Nessler s'était installé à Londres en 1901 et, pendant la Première Guerre mondiale , les Britanniques l'emprisonnèrent parce qu'il était allemand et le forcèrent à céder ses biens. Il s'échappa à New York en 1915, achetant un billet sur un bateau à vapeur sous un faux nom. À New York, il découvrit que des centaines d'exemplaires de sa machine étaient en service, mais la plupart ne fonctionnaient pas bien et n'étaient pas fiables. Nessler ouvrit une boutique sur East 49th Street et eut bientôt des salons à Chicago, Detroit, Palm Beach, en Floride et Philadelphie. Nessler développa également une machine à usage domestique qui fut vendue quinze dollars. Cependant, sa machine ne fit que peu d'effet en Europe et ses premiers essais ne furent même pas mentionnés dans la presse professionnelle, peut-être parce qu'ils étaient trop longs, encombrants et dangereux.
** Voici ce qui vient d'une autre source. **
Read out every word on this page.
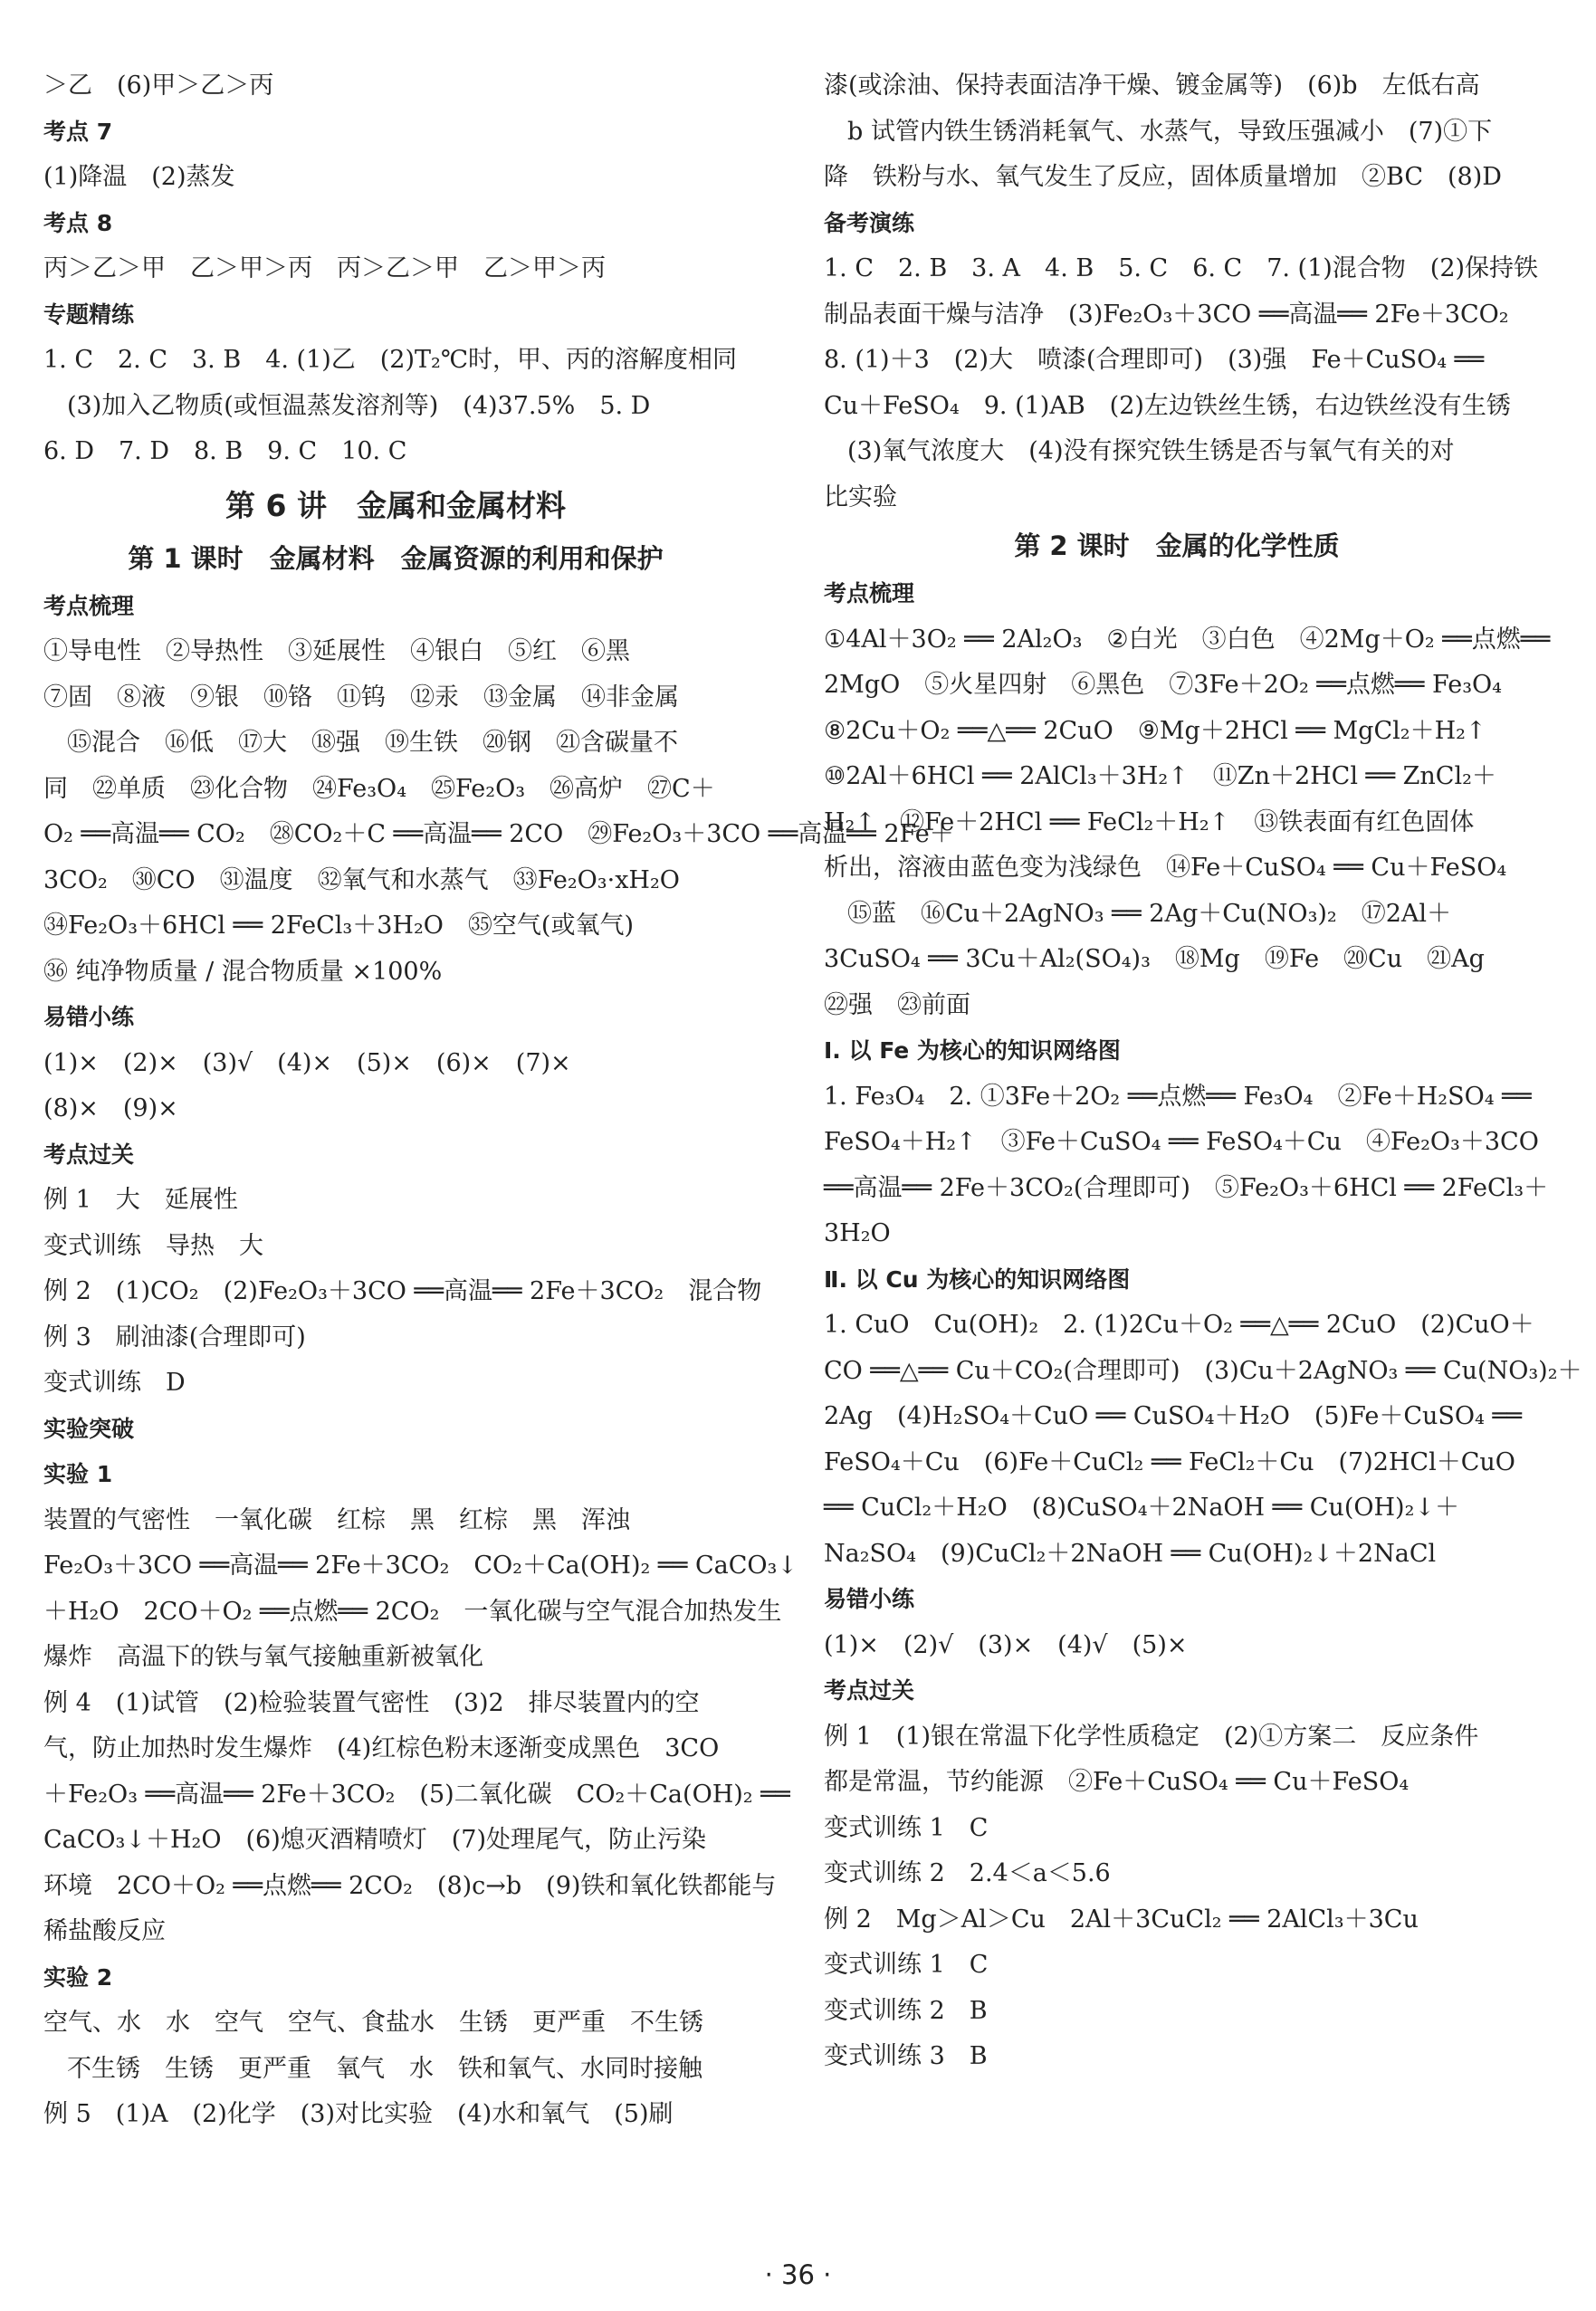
＞乙　(6)甲＞乙＞丙
考点 7
(1)降温　(2)蒸发
考点 8
丙＞乙＞甲　乙＞甲＞丙　丙＞乙＞甲　乙＞甲＞丙
专题精练
1. C　2. C　3. B　4. (1)乙　(2)T₂℃时，甲、丙的溶解度相同
(3)加入乙物质(或恒温蒸发溶剂等)　(4)37.5%　5. D
6. D　7. D　8. B　9. C　10. C
第 6 讲　金属和金属材料
第 1 课时　金属材料　金属资源的利用和保护
考点梳理
①导电性　②导热性　③延展性　④银白　⑤红　⑥黑
⑦固　⑧液　⑨银　⑩铬　⑪钨　⑫汞　⑬金属　⑭非金属
⑮混合　⑯低　⑰大　⑱强　⑲生铁　⑳钢　㉑含碳量不
同　㉒单质　㉓化合物　㉔Fe₃O₄　㉕Fe₂O₃　㉖高炉　㉗C＋
O₂ ══高温══ CO₂　㉘CO₂＋C ══高温══ 2CO　㉙Fe₂O₃＋3CO ══高温══ 2Fe＋
3CO₂　㉚CO　㉛温度　㉜氧气和水蒸气　㉝Fe₂O₃·xH₂O
㉞Fe₂O₃＋6HCl ══ 2FeCl₃＋3H₂O　㉟空气(或氧气)
㊱ 纯净物质量 / 混合物质量 ×100%
易错小练
(1)×　(2)×　(3)√　(4)×　(5)×　(6)×　(7)×
(8)×　(9)×
考点过关
例 1　大　延展性
变式训练　导热　大
例 2　(1)CO₂　(2)Fe₂O₃＋3CO ══高温══ 2Fe＋3CO₂　混合物
例 3　刷油漆(合理即可)
变式训练　D
实验突破
实验 1
装置的气密性　一氧化碳　红棕　黑　红棕　黑　浑浊
Fe₂O₃＋3CO ══高温══ 2Fe＋3CO₂　CO₂＋Ca(OH)₂ ══ CaCO₃↓
＋H₂O　2CO＋O₂ ══点燃══ 2CO₂　一氧化碳与空气混合加热发生
爆炸　高温下的铁与氧气接触重新被氧化
例 4　(1)试管　(2)检验装置气密性　(3)2　排尽装置内的空
气，防止加热时发生爆炸　(4)红棕色粉末逐渐变成黑色　3CO
＋Fe₂O₃ ══高温══ 2Fe＋3CO₂　(5)二氧化碳　CO₂＋Ca(OH)₂ ══
CaCO₃↓＋H₂O　(6)熄灭酒精喷灯　(7)处理尾气，防止污染
环境　2CO＋O₂ ══点燃══ 2CO₂　(8)c→b　(9)铁和氧化铁都能与
稀盐酸反应
实验 2
空气、水　水　空气　空气、食盐水　生锈　更严重　不生锈
不生锈　生锈　更严重　氧气　水　铁和氧气、水同时接触
例 5　(1)A　(2)化学　(3)对比实验　(4)水和氧气　(5)刷
漆(或涂油、保持表面洁净干燥、镀金属等)　(6)b　左低右高
b 试管内铁生锈消耗氧气、水蒸气，导致压强减小　(7)①下
降　铁粉与水、氧气发生了反应，固体质量增加　②BC　(8)D
备考演练
1. C　2. B　3. A　4. B　5. C　6. C　7. (1)混合物　(2)保持铁
制品表面干燥与洁净　(3)Fe₂O₃＋3CO ══高温══ 2Fe＋3CO₂
8. (1)＋3　(2)大　喷漆(合理即可)　(3)强　Fe＋CuSO₄ ══
Cu＋FeSO₄　9. (1)AB　(2)左边铁丝生锈，右边铁丝没有生锈
(3)氧气浓度大　(4)没有探究铁生锈是否与氧气有关的对
比实验
第 2 课时　金属的化学性质
考点梳理
①4Al＋3O₂ ══ 2Al₂O₃　②白光　③白色　④2Mg＋O₂ ══点燃══
2MgO　⑤火星四射　⑥黑色　⑦3Fe＋2O₂ ══点燃══ Fe₃O₄
⑧2Cu＋O₂ ══△══ 2CuO　⑨Mg＋2HCl ══ MgCl₂＋H₂↑
⑩2Al＋6HCl ══ 2AlCl₃＋3H₂↑　⑪Zn＋2HCl ══ ZnCl₂＋
H₂↑　⑫Fe＋2HCl ══ FeCl₂＋H₂↑　⑬铁表面有红色固体
析出，溶液由蓝色变为浅绿色　⑭Fe＋CuSO₄ ══ Cu＋FeSO₄
⑮蓝　⑯Cu＋2AgNO₃ ══ 2Ag＋Cu(NO₃)₂　⑰2Al＋
3CuSO₄ ══ 3Cu＋Al₂(SO₄)₃　⑱Mg　⑲Fe　⑳Cu　㉑Ag
㉒强　㉓前面
Ⅰ. 以 Fe 为核心的知识网络图
1. Fe₃O₄　2. ①3Fe＋2O₂ ══点燃══ Fe₃O₄　②Fe＋H₂SO₄ ══
FeSO₄＋H₂↑　③Fe＋CuSO₄ ══ FeSO₄＋Cu　④Fe₂O₃＋3CO
══高温══ 2Fe＋3CO₂(合理即可)　⑤Fe₂O₃＋6HCl ══ 2FeCl₃＋
3H₂O
Ⅱ. 以 Cu 为核心的知识网络图
1. CuO　Cu(OH)₂　2. (1)2Cu＋O₂ ══△══ 2CuO　(2)CuO＋
CO ══△══ Cu＋CO₂(合理即可)　(3)Cu＋2AgNO₃ ══ Cu(NO₃)₂＋
2Ag　(4)H₂SO₄＋CuO ══ CuSO₄＋H₂O　(5)Fe＋CuSO₄ ══
FeSO₄＋Cu　(6)Fe＋CuCl₂ ══ FeCl₂＋Cu　(7)2HCl＋CuO
══ CuCl₂＋H₂O　(8)CuSO₄＋2NaOH ══ Cu(OH)₂↓＋
Na₂SO₄　(9)CuCl₂＋2NaOH ══ Cu(OH)₂↓＋2NaCl
易错小练
(1)×　(2)√　(3)×　(4)√　(5)×
考点过关
例 1　(1)银在常温下化学性质稳定　(2)①方案二　反应条件
都是常温，节约能源　②Fe＋CuSO₄ ══ Cu＋FeSO₄
变式训练 1　C
变式训练 2　2.4＜a＜5.6
例 2　Mg＞Al＞Cu　2Al＋3CuCl₂ ══ 2AlCl₃＋3Cu
变式训练 1　C
变式训练 2　B
变式训练 3　B
· 36 ·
Eugène Suter et Isidoro Calvete
Eugène Suter était un immigrant suisse qui a ouvert un salon de coiffure pour dames à la mode dans le West End de Londres. Il prétendait être originaire de Paris, qui était à l'époque le centre de la mode et du style. Il a pris conscience des possibilités offertes par la permanente électrique, en particulier lorsque les cheveux plus courts permettaient de concevoir des équipements plus petits. Le système était composé de deux parties : l'une était le radiateur électrique et l'autre était le système d'enroulement et de maintien des cheveux sur une forme qui était insérée dans un radiateur. Suter a essayé de concevoir un radiateur, mais sans succès.
Isidoro Calvete, un immigrant espagnol, avait créé en 1917 dans le même quartier de Londres un atelier de réparation et de fabrication d'équipements électriques. Ces équipements venaient d'être utilisés dans les professions de la coiffure et de la médecine. Suter l'avait consulté sur le chauffage et Calvete avait conçu un modèle pratique composé de deux enroulements insérés dans un tube en aluminium. Cela garantissait que, lorsqu'ils étaient insérés sur un enroulement de racine, les cheveux plus épais près de la racine devenaient plus chauds que les cheveux plus fins à l'extrémité. Suter avait breveté le modèle à son nom et, pendant les 12 années suivantes, il commandait tout son équipement de coiffure à Calvete mais le commercialisait sous son nom commercial, Eugene Ltd, qui devint synonyme de permanente dans le monde entier. Dans le même temps, Calvete développait ses propres produits qu'il fabriquait sous le nom d'Icall, Ltd. La fabrication simultanée de deux lignes concurrentes entraînerait inévitablement un conflit.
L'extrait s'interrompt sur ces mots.